Killer Whale wrote: ↑Tue Jun 08, 2021 2:25 pm
What does it matter?
It actually matters a lot. I wrote about this on the old MW but the hollowing out of Central Business Districts matters a great deal.
There can be no serious doubt that cities will become more liveable if these largely daytime, weekday areas become repurposed for those who prefer denser living spaces with on-tap retail and entertainment. However, that is just the ground floor. The upper floors are destined to rot for decades unless they too can be repurposed for living rather than simply shuffling papers. It's difficult but not impossible. Whether it is financially viable is another question.
The problem sets in when we note that pension funds are massively weighted to commercial property and that that weighting was always a hedge to mitigate the liabilities which are looming due to longevity and falling birth-rates.

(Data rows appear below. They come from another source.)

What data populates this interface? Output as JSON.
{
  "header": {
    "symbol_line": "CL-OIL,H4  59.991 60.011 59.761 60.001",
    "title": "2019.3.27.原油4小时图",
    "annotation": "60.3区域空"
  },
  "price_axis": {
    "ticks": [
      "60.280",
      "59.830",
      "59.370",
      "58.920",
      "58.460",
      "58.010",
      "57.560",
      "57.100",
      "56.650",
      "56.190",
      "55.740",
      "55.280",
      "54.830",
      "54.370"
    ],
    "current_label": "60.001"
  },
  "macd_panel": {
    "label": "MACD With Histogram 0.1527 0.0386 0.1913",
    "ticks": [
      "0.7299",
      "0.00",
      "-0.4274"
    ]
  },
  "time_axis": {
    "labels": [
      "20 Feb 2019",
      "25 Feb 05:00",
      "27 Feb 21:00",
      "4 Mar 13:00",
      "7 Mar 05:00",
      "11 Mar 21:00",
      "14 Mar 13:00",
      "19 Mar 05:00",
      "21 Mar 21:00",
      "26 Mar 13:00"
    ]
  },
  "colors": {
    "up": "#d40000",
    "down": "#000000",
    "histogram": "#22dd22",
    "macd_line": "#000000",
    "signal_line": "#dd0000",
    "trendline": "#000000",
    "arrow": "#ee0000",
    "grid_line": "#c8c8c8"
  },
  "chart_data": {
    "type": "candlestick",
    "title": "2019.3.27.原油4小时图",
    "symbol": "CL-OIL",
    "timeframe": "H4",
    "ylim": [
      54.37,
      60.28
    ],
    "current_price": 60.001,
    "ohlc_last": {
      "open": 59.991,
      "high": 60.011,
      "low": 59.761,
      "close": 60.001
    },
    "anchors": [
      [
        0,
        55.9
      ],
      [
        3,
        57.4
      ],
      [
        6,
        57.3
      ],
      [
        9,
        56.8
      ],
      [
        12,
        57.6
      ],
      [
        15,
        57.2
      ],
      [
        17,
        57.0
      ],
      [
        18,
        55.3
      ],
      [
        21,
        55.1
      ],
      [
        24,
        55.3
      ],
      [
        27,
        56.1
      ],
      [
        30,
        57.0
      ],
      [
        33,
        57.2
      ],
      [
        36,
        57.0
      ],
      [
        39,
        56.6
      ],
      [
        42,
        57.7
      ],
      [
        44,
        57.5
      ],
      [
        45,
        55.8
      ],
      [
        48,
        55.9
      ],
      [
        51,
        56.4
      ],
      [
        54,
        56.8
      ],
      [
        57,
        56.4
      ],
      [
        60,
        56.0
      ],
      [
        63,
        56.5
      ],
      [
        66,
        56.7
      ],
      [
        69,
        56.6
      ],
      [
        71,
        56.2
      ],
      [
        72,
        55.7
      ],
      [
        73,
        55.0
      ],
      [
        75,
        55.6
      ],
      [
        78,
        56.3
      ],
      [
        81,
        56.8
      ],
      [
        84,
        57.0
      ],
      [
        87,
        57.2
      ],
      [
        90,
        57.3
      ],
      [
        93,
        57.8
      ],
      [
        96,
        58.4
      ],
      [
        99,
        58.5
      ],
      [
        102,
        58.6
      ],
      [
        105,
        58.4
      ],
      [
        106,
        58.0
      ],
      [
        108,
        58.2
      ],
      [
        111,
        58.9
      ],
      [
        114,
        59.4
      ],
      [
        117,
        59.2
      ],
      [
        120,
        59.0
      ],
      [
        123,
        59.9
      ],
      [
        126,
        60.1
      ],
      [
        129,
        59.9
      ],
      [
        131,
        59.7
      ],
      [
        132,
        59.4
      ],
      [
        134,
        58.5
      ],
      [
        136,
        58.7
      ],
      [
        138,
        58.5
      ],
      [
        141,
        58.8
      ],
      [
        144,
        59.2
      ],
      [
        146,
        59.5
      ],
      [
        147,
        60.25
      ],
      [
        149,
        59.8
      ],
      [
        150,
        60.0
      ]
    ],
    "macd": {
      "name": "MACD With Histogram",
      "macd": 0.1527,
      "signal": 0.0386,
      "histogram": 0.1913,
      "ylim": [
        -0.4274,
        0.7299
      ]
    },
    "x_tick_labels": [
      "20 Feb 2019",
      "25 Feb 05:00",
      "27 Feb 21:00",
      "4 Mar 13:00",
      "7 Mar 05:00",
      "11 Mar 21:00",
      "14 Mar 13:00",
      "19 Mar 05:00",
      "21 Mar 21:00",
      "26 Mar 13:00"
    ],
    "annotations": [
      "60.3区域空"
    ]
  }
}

Withdraw that safety net of rising rents underpinned by long-term migration towards city centres and a knowledge (but geographically fixed) economy and everything starts to unravel as an alarming rate.
It is overly simplistic to suggest that Tamara in Turkey will be able to step in to the breach. Just as Derek in Delhi is only able to provide a basic first-line response to customers' needs. But, AI will increasingly fill in the gaps, as it was always going to do anyway, regardless of the availability of low wage workers' availability and enthusiasm.
I don't have a hotline to the future but my guess is that localised work-pods have a future in the mid-term, providing customer service in all its guises, albeit from decentralised workspaces that are clustered around commercial centres but not dependent upon them. There are perhaps ten years in that hypothesis.
But, the pension fund owned tower blocks have run out of road in the most spectacularly abrupt of fashions. It is a fact which will take a year or two to dawn on the markets. Sure, they will try to innovate their way out of the impending doom but there simply isn't the demand (and by definition, the profit motive) to soak up that vast amount of available repurposed office space.
Moreover, who the hell is going to meet the pension payments for all the boomers who thought that they had it made?
A safe-as-houses future predicated upon real estate is suddenly looking horrible, isn't it?